Here was a once great area filled with money and expensive homes.  Close to the wonderfully new and trendy Avenues mall.  Remove the golf course, replace the Talbot's full of overly-priced designer wares, and build a SJTC just a little more out of the way than is comfortable and what do you get?  A road filled with potholes, businesses that fall out of favor, leave, and keep their deteriorating buildings there to crumble; declining housing prices which attracts lower-income households, which ultimately brings crime.  Just come check out the Inn out there whose former glory rivaled that of hotels in Ponte Vedra.  It's now home (yes, you can live there now...permanantly) to drug addicts and prostitutes.  My kids and I found a crack pipe alongside the road on a walk through the neighborhood one summer afternoon.  Fun.
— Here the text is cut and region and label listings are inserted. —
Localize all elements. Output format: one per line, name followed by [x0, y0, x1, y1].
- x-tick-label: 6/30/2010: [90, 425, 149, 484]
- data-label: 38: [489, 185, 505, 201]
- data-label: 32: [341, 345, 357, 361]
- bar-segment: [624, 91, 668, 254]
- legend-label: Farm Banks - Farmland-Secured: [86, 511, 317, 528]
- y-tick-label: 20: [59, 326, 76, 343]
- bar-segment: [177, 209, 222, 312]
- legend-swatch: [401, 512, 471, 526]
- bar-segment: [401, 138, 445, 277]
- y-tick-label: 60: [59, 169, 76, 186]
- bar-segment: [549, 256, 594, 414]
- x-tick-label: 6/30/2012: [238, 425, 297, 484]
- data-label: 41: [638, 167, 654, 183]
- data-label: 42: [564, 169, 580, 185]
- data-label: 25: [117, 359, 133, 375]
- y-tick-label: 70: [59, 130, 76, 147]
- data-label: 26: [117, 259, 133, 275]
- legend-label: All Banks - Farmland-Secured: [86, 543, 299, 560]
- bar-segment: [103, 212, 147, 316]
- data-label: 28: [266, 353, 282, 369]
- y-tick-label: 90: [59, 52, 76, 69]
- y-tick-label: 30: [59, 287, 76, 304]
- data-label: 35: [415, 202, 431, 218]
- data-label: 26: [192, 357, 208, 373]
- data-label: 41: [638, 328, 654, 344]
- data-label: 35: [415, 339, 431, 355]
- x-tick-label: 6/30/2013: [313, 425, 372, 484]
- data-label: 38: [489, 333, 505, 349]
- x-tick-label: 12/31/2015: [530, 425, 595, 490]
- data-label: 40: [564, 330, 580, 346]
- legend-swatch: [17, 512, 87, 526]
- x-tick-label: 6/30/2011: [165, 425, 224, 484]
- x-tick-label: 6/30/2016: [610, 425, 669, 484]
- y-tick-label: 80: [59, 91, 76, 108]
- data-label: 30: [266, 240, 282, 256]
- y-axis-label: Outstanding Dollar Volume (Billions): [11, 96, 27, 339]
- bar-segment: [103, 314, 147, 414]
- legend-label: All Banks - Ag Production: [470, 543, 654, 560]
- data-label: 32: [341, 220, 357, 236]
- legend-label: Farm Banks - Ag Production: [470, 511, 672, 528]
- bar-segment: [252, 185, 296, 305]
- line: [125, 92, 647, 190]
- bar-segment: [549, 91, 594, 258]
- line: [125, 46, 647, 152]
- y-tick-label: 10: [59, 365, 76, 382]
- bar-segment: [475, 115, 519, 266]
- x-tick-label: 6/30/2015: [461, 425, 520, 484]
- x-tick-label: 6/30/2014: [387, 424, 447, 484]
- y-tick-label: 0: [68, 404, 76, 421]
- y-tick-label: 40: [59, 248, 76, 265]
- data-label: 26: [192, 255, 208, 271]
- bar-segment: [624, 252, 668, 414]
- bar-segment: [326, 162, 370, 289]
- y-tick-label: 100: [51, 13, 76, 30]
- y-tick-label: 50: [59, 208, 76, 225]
Title: Re: More shops planned near Town Center
Post by: gradco2004 on January 23, 2008, 04:21:32 PM
New Stores Announced So Far:

* Golf Galaxy
* Best Buy
* West Marine
* Toys 'R' Us
* Babys 'R' Us

According to their billboard.
Title: Re: More shops planned near Town Center
Post by: Duke on January 23, 2008, 04:29:24 PM
Are those stores going in the space next to coscto?
Title: Re: More shops planned near Town Center
Post by: gradco2004 on January 23, 2008, 06:00:57 PM
Quote from: Duke on January 23, 2008, 04:29:24 PM
Are those stores going in the space next to coscto?

Yes
Title: Re: More shops planned near Town Center
Post by: gradco2004 on February 15, 2008, 12:12:21 AM
www.themarketsattowncenter.com
Title: Re: More shops planned near Town Center
Post by: copperfiend on February 15, 2008, 08:06:35 AM
Quote from: gradco2004 on January 23, 2008, 04:21:32 PM
New Stores Announced So Far:

* Golf Galaxy
* Best Buy
* West Marine
* Toys 'R' Us
* Babys 'R' Us

According to their billboard.

It's good to see new stores to Jacksonville going in there.
Title: Re: More shops planned near Town Center
Post by: fsujax on February 15, 2008, 08:15:52 AM
Quote from: gradco2004 on January 23, 2008, 04:21:32 PM
New Stores Announced So Far:

* Golf Galaxy
* Best Buy
* West Marine
* Toys 'R' Us
* Babys 'R' Us

According to their billboard.

I noticed West Marine was no longer on the sign.

Now its back!
Title: Re: More shops planned near Town Center
Post by: copperfiend on February 15, 2008, 09:22:43 AM
I hope they put a Home Depot Expo Center by the SJTC eventually.